As it turned out, the overflow crowd got much more for which than it bargained.

Hancock's Chris Robair grabbed a tipped rebound and dropped it through the basket with .7 seconds remaining as the Panthers stunned Berkeley Springs 63-62 Monday night.

The improbable shot propelled Hancock to win No. 10 on the heels of their huge upset over Southern Fulton last Friday.

Oh yeah, and Fling got his 1,000th point.

"I am so glad for Chris," Fling said in the happy Hancock lockerroom.

"Today grinded at my nerves. Everyone told me they were coming to the game tonight and I was so nervous. I'm glad the attention is on someone else."

There was plenty of attention to go around as the Panthers, who seemingly improve game by game, beat yet another opponent that appeared more athletic. Robair, a slightly built 5-9 guard, rushed the basket, out leaping four other players that dwarfed him by several inches.

"The ball actually went through Brandon's hands and tipped off of a Berkeley player," Robair said. "I couldn't see the time, but I just hoped I wouldn't hear the buzzer until that ball left my hands."

"That was a clutch shot by Chris Robair, but that play started with Chris Wills who was able to push the ball down the floor with only six seconds left," Hancock coach Jeff Spielman said. "These kids are winning and their fundamentals are carrying them."

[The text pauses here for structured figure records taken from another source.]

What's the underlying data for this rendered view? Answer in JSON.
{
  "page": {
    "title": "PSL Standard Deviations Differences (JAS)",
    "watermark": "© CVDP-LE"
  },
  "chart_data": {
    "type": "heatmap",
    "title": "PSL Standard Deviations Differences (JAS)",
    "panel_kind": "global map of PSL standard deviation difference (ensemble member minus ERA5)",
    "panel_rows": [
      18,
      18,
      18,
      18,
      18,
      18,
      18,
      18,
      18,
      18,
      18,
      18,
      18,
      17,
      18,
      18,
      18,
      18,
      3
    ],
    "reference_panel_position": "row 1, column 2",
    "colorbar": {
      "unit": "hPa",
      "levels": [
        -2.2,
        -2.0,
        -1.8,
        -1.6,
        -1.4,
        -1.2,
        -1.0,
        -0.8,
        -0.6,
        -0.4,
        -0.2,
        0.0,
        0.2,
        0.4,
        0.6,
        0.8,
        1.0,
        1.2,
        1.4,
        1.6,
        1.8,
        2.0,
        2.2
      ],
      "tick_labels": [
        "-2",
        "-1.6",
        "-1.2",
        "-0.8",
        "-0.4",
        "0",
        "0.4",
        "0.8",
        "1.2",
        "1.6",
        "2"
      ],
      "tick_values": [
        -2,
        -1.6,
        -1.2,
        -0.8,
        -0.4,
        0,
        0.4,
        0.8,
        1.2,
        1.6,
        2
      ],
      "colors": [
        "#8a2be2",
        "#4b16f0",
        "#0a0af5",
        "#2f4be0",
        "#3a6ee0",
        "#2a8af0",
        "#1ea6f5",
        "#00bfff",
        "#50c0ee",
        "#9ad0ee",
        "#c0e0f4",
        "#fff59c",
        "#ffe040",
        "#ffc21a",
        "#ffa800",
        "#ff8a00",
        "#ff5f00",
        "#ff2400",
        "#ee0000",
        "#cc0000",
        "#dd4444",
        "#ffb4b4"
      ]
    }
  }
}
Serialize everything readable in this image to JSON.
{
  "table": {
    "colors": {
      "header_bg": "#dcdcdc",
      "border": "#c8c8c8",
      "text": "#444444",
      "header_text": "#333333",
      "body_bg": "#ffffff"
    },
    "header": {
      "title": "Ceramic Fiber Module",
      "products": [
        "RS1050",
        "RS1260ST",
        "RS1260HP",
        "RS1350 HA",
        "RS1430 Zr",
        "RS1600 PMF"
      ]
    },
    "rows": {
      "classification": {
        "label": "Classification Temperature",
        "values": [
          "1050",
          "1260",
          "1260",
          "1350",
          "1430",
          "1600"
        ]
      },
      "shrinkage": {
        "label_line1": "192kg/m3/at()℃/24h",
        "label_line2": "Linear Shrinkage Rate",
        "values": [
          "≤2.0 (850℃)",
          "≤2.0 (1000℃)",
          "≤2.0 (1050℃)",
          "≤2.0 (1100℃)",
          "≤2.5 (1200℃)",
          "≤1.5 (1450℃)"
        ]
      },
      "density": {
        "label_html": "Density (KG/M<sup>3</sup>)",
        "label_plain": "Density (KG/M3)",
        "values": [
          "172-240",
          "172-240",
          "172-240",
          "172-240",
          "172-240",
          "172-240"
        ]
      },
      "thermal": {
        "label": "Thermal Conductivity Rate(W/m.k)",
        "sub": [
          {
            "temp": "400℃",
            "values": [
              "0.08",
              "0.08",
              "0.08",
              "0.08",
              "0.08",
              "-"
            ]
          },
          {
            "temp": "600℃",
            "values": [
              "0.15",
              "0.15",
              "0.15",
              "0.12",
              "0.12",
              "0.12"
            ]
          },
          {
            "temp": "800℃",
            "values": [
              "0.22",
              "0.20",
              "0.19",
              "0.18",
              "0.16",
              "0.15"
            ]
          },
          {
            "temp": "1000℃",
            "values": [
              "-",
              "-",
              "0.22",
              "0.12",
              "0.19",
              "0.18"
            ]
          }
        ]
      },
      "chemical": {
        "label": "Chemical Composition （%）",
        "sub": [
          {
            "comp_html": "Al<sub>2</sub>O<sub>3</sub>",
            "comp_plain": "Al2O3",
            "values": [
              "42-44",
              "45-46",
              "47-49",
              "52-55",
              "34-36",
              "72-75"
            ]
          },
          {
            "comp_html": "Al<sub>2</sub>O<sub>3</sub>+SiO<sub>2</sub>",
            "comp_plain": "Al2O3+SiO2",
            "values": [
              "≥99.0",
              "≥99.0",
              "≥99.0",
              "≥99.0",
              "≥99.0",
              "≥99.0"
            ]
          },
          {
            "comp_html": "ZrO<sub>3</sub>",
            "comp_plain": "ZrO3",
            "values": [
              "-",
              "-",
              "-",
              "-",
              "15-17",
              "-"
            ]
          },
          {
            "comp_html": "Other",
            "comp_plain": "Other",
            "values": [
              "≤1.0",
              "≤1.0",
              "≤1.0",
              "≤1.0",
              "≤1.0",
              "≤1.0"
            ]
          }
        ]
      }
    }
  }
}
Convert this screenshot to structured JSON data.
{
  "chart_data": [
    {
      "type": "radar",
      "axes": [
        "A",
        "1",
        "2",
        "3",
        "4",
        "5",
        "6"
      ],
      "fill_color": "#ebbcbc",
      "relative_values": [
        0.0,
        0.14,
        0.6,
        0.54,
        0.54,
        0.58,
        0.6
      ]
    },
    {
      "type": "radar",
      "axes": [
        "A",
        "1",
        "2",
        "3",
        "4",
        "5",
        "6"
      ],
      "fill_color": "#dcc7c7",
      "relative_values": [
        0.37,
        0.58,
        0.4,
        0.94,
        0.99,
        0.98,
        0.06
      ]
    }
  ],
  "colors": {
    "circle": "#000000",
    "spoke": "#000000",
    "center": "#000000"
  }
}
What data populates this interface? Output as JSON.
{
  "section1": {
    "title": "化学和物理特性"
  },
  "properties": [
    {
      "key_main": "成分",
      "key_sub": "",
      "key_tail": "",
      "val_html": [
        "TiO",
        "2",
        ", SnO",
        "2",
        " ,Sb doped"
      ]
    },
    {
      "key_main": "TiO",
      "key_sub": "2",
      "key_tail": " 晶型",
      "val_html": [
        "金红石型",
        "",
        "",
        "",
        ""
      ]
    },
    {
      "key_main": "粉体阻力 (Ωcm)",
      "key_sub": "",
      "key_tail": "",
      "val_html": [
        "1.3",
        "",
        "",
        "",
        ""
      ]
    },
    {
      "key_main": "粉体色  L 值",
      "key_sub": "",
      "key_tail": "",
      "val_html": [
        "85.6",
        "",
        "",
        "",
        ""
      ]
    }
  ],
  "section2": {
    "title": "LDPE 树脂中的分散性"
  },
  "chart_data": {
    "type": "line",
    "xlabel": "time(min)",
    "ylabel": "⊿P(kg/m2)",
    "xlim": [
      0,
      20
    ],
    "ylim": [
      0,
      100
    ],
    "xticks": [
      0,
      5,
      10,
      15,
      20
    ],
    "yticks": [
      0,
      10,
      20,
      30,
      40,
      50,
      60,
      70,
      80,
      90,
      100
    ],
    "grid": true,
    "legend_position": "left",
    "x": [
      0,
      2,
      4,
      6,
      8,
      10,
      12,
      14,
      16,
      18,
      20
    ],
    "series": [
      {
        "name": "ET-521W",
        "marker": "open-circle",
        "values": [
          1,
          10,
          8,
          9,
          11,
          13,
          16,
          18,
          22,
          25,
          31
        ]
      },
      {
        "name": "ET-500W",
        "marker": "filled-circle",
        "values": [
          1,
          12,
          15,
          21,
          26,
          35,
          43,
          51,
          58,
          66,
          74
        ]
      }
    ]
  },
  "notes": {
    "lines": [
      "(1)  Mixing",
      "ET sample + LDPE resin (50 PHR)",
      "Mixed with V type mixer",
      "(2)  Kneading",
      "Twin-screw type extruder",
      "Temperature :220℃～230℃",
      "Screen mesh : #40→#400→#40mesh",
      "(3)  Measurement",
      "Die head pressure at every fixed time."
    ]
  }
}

In fact, Hancock is winning without gimmicks. There were no highlight reel performances. The Panthers stuck to the basics throughout the game: rebounding, sticky defense, timely shooting and contributions from every position and every player who logged any significant minutes.

"Hancock is a good, solid ballclub," Berkeley Springs coach Kent Shock said. "Of course we are disappointed - we are making a habit of losing these close games, but I thought both teams played their hearts out."

And how.

The Indians left it all on the floor, actually overcoming a nine point Panther lead with just under four minutes to go to teeter on the verge of winning. Overshadowed by the hoopla of Fling's achievement and Robair's last-second heroics was the fact that the Indians hit 10 three pointers in the game, seven by guard Andy Omps. Omps, who led all scorers with 27 points and had the uncanny knack of keeping the Indians close all night.

But the Panthers stayed close, even when the Indians got two chances to put the game away at the foul line in the last 15 seconds of the game.

"We maintained our composure," Spielman said. "These guys believe they can win no matter how hopeless it appears."